CHP'liler hastanelerde ya da cezaevlerinde tutulan teröristleri ziyaret etmekle suçlanıyor...

Allah'tan, çekilmiş fotoğraflar var. CHP'li vekilin yanında AKP'li Mehmet Metiner ile Erdoğan'ın başdanışmanlarından Ayşe Türkmenoğlu duruyor.

Metiner bu ya da benzeri konularda Meclis'teki koltuğundan CHP'lilere

sıkça laf yetiştiren ve onları suçlayan tiplerden biri...

Kılıçdaroğlu ile CHP'ye tuzak kuran, fakat o tuzağa düşenlerden...

Artık susarlar mı bilemiyorum!

*

Özür dileme

FUTBOLDA taktiğimiz değişti:

-İyi oynayamadım özür dilerim...

-Golü yedim özür dilerim...

-Maçın en hareketli anında saçlarımı düzeltirken pası alamadım özür dilerim...

-Gol atamadım özür dilerim...

-Bu defa iyi oynayacağız özür dilerim...

Ağızları alıştı bir kere; Avrupa Şampiyonasını galiba özür dileyerek noktalayacağız...

*

ONDAN BUNDAN

BİR AKP'li MHP'de Genel Başkanlığa aday olanların verdiği iftar yemeklerine takmış "Bu paralar nereden geliyor" diye sormuş... Ben de sordum, "MHP'ye gönül vermiş insanlardan geliyor" dediler. Şimdi AKP'liler cevap versin; iktidar tarafından verilen görkemli iftar yemeklerinin paraları nereden geliyor...

*

BİLGİYİ futbolla yakından ilgilenen işletme mühendisi büyük oğlum verdi.
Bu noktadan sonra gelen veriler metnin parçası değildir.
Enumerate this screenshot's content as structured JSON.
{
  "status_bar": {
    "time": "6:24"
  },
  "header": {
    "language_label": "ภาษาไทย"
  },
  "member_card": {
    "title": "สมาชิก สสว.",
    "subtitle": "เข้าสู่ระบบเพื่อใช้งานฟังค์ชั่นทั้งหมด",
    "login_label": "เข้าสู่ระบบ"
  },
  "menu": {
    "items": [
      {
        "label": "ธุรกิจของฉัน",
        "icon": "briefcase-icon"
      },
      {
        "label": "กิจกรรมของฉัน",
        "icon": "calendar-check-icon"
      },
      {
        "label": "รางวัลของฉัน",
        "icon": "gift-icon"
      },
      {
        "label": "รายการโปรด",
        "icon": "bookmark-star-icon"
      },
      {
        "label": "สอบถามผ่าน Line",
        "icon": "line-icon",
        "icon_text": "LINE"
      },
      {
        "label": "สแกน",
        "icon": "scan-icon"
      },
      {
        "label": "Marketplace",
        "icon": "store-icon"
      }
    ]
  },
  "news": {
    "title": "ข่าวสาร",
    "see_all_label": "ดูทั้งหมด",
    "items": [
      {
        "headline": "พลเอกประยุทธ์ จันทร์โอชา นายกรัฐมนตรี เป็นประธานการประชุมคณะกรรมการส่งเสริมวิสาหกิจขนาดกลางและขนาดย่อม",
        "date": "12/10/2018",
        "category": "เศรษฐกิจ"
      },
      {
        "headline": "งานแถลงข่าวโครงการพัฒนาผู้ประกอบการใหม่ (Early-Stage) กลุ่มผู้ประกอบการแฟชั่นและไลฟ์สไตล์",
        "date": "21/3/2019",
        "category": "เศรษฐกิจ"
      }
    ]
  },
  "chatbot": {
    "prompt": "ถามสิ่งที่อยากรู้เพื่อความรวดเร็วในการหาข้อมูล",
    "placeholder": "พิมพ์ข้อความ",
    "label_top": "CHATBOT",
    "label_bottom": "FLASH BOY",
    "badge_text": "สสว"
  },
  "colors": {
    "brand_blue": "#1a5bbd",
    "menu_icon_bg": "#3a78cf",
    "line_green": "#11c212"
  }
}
Meğer Fatih Terim milli takım çalıştıran teknik direktörler arasında en yüksek ücret alan üç hocadan biriymiş... Arnavutluk, Ukrayna ve Hırvatistan hocaları ise tek kuruş almadan görev yapıyormuş... Herkesin dağarcığında bulunsun diye bu bilgiyi aktarıyorum...

*

BUNLAR DA kısa vurgulamalar...

-Muhammed Ali'nin cenazesinde bulunmak ve dua etmek için devletten çıkan para tam 2 milyon lira. Yazık değil mi; buradan da dua edebilirdik.

-Ekonomi Bakanı Nihat Zeybekci "500 milyar dolarlık ihracat hayal" dedi. Doğru söyleyeni dokuz köyden kovarlar ya, Zeybekci de hazır olsun, altındaki koltuktan olabilir.

-AKP'li Çankırı Belediye Başkanı, belediyenin borçlarını ödemek için cami sattı diyorlar. Satış yalanlanmadı. Borç ödeme sadakatine bakın. Bu uğurda kim bilir daha nelerini satarlar...

*

BİR SÖZ

KAPTANIN ustalığı deniz durgunken anlaşılmaz.